La Sofitex s’engage à disponibiliser les stocks tampons de semences pour les cas de ressemis. Elle a déjà commandé du matériel de traitement et des insecticides de bonne qualité.

A l’étape de Satiri le lendemain, il a fallu attendre les producteurs. La raison? Une pluie s’est abattue sur la zone la veille et les a mobilisés dans leurs travaux de labour et de semis. Mais après un oment d’attente, ils ont accouru comme les éphémères viennent à la lumière. Le message n’a pas varié: changer de techniques pour améliorer la productivité et amoindrir les charges.

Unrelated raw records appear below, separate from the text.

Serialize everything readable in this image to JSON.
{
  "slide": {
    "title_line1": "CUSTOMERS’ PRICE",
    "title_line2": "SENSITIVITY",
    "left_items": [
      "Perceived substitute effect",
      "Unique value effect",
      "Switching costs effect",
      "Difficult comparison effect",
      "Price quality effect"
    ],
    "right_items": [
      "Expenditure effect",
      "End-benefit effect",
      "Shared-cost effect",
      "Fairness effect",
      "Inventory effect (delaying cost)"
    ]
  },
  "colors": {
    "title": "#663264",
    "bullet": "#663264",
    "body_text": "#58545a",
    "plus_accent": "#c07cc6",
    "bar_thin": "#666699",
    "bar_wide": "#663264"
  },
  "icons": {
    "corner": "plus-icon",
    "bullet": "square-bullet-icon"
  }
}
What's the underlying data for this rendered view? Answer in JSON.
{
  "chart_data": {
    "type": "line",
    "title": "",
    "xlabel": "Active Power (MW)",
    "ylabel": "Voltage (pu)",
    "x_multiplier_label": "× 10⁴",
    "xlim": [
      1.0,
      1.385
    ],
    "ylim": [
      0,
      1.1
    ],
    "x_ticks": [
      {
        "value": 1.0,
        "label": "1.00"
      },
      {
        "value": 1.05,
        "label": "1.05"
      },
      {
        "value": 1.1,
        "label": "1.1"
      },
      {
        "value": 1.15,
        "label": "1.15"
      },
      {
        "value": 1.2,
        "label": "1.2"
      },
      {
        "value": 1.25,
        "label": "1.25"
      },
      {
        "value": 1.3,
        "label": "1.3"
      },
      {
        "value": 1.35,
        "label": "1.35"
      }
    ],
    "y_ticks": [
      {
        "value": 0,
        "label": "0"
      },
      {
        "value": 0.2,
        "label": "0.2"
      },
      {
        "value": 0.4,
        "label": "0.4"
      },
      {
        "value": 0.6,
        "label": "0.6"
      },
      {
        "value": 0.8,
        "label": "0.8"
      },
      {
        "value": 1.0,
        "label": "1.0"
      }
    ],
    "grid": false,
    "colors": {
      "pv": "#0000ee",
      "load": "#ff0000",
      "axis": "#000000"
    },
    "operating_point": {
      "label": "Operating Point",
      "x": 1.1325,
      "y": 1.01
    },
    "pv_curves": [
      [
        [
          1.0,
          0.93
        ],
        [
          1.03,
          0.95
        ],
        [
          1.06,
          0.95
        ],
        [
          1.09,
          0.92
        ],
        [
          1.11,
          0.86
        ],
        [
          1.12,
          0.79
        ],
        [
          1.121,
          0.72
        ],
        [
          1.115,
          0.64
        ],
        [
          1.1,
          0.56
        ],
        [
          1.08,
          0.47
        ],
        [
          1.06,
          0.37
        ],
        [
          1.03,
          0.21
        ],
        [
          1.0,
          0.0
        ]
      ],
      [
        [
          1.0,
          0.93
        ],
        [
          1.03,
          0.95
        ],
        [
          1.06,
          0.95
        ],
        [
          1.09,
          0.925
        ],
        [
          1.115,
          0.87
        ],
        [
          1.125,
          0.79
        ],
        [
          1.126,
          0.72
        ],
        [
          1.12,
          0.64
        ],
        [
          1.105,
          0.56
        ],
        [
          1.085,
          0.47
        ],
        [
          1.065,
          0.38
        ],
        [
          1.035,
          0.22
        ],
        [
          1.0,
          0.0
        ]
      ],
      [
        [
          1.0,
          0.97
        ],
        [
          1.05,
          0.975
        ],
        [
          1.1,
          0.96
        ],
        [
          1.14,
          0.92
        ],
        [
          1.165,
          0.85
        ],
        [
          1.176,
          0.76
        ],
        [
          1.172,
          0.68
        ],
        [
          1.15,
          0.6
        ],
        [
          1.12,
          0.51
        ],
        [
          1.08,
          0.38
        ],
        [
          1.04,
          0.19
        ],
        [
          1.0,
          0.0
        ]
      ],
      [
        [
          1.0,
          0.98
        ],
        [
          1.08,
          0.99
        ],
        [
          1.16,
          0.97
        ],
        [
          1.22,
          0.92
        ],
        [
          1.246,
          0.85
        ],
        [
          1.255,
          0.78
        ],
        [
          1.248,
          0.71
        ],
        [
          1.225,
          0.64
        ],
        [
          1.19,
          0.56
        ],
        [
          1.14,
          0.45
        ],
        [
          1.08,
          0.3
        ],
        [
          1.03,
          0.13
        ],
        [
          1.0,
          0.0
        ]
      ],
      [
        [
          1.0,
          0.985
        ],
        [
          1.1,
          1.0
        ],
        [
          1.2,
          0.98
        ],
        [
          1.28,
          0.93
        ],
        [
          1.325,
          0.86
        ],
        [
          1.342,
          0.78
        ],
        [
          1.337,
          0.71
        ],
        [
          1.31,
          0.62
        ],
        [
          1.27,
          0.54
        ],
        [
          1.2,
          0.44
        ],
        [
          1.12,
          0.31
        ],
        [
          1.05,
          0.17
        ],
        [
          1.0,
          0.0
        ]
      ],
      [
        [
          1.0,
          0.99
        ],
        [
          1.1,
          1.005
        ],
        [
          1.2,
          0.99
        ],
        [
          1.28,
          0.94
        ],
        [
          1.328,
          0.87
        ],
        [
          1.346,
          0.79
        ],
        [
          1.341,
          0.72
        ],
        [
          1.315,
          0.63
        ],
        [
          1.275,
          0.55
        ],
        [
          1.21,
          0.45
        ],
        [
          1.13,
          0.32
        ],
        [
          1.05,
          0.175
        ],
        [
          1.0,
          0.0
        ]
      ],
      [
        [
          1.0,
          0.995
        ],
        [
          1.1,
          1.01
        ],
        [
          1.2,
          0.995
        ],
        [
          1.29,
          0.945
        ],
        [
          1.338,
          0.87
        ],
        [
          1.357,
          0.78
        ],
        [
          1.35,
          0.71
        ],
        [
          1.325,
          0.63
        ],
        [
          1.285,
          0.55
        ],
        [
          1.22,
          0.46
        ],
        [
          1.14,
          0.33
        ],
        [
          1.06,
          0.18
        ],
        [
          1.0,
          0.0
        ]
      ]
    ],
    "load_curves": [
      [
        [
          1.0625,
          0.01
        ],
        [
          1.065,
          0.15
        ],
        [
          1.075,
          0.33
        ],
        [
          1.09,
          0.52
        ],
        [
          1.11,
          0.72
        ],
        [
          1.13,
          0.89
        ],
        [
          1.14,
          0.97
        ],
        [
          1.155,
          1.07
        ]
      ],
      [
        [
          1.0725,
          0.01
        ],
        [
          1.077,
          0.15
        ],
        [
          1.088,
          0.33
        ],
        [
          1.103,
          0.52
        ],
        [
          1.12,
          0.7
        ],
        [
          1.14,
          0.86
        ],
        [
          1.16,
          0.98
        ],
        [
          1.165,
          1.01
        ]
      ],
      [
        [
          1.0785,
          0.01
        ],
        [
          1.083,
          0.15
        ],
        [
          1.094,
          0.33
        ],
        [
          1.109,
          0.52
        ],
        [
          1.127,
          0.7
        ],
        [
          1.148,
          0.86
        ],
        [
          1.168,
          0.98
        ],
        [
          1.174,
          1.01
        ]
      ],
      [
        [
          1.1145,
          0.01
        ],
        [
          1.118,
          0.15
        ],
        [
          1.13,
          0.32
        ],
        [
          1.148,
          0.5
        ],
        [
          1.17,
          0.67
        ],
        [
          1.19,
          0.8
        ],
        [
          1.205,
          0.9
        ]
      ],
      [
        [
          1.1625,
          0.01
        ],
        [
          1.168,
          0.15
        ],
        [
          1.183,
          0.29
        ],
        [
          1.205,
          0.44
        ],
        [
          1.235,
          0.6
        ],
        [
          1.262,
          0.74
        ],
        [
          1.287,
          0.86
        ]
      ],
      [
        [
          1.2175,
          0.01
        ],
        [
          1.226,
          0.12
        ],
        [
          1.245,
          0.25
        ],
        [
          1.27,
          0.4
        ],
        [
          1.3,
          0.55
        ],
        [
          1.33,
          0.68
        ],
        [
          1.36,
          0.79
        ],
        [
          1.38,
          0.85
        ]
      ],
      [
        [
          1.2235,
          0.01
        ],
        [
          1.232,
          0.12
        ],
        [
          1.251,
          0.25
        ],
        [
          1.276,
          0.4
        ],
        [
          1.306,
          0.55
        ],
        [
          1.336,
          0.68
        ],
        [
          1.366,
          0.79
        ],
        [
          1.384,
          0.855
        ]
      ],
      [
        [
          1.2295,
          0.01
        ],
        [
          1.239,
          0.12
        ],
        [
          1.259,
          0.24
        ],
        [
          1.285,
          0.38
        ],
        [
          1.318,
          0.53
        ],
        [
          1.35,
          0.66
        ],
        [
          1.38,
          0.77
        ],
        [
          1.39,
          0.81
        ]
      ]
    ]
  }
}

En attendant l'arrivée des producteurs
En attendant l’arrivée des producteurs

A Satiri, la production du département est de 10 500 T avec un rendement de 706 kg/ha. Insuffisant, a apprécié le DG. Il y a même une Société coopérative de producteurs de coton (Scoops-PC), nouvelle appellation de Groupement de producteurs de coton (GPC), qui a obtenu un rendement de 380 kg/ha. A la limite des 364 kg/ha nécessaires pour rembourser le crédit d’un hectare. Au même moment, dans la même zone, un producteur a réalisé un taux de 1 379 kg/ha. En aparté, il a révélé avoir réalisé 2 000 kg/ha sur certaines de ses parcelles! Wilfried Yaméogo a conseillé aux producteurs (tout comme à Bondoukuy) de réaliser un rendement compris entre 900 et 1 500 kg/ha.